La dura posición de Macri es notable no sólo debido a la timidez de América Latina frente a los dictadores, sino también a las amistosas relaciones del gobierno argentino con la República Bolivariana. La presidenta saliente, Cristina Fernández de Kirchner, no sólo miró hacia otro lado cuando Chávez, y luego Maduro, pisotearon derechos democráticos. Selló una alianza estratégica con Venezuela.

Después de que una cesación de pagos significativa dejó a Argentina fuera del mercado de crédito internacional, el entonces presidente Chávez intervino comprando bonos argentinos. Cuando las políticas económicas calamitosas de Chávez generaron una inflación altísima y vaciaron las góndolas de los supermercados, Fernández corrió en su auxilio con envíos de carne de vacuno y otros productos alimentarios básicos a cambio del petróleo venezolano.

En 2007, un oficial de seguridad aeroportuaria en Buenos Aires capturó a un empresario de Florida llegado en un vuelo proveniente de la capital de Venezuela transportando una maleta con alrededor de $790 mil. Según se informó, el dinero era una donación en negro del gobierno de Chávez para la campaña de Fernández por la reelección.

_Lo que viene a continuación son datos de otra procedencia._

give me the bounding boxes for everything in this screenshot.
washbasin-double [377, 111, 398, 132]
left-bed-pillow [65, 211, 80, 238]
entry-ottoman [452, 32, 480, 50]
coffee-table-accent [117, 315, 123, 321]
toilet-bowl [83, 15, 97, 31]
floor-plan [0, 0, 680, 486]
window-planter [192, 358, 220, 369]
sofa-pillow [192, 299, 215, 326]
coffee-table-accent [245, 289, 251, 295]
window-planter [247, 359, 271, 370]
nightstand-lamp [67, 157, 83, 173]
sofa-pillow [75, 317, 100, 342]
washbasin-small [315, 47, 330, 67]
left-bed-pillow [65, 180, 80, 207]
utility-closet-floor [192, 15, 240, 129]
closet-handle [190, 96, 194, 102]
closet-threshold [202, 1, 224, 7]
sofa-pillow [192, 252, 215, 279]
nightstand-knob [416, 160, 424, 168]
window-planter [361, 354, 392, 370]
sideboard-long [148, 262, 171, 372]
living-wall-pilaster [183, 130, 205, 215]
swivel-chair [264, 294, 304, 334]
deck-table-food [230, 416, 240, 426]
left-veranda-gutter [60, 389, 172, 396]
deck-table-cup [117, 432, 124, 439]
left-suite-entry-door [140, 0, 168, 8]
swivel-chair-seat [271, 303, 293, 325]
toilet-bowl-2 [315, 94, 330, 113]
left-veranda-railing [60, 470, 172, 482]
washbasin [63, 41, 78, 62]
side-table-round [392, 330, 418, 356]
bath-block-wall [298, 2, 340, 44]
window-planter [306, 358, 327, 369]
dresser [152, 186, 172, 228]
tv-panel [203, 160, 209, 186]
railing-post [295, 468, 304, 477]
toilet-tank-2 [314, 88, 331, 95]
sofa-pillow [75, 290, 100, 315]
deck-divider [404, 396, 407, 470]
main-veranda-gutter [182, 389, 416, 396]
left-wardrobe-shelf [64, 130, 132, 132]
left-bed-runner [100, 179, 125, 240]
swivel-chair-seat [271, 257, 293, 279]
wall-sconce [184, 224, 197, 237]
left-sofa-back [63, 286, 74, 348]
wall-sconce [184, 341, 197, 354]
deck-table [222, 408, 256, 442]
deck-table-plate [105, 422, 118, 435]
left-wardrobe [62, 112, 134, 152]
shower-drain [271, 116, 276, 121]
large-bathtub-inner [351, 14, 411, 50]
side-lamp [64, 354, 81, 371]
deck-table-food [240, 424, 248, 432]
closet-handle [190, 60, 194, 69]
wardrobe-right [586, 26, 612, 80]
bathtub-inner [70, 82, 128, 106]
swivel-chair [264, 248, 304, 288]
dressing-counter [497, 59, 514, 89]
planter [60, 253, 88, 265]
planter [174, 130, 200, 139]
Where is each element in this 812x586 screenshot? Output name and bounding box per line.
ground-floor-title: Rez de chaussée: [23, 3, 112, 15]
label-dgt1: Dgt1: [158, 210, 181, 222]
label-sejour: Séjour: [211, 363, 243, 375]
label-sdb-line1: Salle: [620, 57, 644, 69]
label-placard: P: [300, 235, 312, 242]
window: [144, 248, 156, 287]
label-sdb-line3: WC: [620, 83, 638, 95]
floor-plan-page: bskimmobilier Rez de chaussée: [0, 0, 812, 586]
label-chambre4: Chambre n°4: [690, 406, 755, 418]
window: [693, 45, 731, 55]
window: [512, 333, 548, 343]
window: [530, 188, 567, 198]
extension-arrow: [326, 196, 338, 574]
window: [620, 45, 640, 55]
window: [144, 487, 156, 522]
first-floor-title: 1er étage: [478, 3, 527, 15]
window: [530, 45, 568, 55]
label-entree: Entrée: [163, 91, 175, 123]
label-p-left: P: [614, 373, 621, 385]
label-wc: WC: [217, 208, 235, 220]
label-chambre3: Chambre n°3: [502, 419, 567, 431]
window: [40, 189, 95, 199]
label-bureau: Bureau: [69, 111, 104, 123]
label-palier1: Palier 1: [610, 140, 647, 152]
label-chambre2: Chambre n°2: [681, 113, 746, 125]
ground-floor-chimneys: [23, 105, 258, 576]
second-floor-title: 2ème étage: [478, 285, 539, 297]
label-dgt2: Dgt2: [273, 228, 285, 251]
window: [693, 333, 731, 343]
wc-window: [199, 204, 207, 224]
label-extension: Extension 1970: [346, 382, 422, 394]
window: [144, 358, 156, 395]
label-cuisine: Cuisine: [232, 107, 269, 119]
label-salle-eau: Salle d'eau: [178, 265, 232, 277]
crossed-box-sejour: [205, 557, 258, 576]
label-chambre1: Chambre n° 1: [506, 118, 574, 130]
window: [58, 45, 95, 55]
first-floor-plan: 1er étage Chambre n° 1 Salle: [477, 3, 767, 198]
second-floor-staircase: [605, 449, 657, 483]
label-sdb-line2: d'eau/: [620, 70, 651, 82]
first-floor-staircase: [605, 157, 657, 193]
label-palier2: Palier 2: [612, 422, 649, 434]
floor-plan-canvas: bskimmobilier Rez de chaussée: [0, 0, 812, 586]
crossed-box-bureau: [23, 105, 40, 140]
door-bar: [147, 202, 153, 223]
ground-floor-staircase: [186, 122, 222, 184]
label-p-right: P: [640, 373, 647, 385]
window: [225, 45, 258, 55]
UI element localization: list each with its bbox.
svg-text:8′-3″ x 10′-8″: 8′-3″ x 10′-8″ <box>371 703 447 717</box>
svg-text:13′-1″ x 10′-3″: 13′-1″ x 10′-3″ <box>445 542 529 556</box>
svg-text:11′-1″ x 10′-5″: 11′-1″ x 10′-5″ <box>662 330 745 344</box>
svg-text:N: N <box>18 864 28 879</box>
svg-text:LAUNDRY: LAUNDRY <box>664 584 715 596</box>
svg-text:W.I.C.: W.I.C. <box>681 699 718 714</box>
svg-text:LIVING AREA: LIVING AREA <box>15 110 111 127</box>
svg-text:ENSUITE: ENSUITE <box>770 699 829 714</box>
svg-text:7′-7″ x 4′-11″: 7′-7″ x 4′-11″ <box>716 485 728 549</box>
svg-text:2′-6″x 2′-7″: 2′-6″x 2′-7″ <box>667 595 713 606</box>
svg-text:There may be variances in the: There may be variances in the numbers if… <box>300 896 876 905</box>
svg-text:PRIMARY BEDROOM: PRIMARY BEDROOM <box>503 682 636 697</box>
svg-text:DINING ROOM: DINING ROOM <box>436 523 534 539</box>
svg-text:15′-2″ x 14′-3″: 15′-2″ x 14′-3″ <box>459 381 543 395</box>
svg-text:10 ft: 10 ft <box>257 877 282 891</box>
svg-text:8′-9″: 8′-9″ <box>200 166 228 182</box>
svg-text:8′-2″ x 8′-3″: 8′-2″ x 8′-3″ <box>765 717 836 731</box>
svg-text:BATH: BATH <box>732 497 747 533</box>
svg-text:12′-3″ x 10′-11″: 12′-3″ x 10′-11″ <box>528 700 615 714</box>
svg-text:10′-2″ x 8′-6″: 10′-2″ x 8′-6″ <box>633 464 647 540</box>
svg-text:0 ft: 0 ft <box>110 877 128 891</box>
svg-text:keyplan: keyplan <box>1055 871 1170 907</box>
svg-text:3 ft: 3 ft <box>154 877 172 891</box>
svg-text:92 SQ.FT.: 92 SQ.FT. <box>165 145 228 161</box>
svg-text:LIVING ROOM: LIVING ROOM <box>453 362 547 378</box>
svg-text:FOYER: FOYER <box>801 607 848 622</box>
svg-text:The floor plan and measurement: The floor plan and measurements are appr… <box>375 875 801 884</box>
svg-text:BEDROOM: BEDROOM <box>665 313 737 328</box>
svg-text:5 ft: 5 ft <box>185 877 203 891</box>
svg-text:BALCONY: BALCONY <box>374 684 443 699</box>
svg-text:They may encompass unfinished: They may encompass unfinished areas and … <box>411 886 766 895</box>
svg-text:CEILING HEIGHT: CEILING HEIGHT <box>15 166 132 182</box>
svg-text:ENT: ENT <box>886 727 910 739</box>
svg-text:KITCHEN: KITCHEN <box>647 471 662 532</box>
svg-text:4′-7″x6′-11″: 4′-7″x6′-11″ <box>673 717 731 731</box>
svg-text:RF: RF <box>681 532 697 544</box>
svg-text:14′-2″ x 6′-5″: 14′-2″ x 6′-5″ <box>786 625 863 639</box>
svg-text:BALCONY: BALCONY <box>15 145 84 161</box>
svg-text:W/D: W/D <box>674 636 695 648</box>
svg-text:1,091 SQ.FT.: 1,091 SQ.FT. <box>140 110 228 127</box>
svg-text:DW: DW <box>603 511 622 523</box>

En 2012, Argentina organizó una reunión del bloque comercial Mercosur donde los países votaron a favor de suspender a Paraguay del grupo después de que su congreso derrocó al impopular presidente Fernando Lugo. Paraguay era precisamente el único país que se oponía a que Venezuela se incorporara al bloque, y quitándolo del medio, Venezuela fue rápidamente bienvenido a la manada.

Macri prometió ahora poner en discusión la salida de Venezuela en la próxima reunión del Mercosur. En realidad, el nuevo presidente –que asume el 10 de diciembre- estará muy ocupado, tratando de rescatar una economía que se va a pique y gobernar frente un congreso en gran medida hostil. Pero más allá de lo que significa su elección para la política interna, resulta claro que Venezuela está a punto de perder a su último mejor amigo. En una región donde la democracia todavía está en riesgo, es algo para celebrar.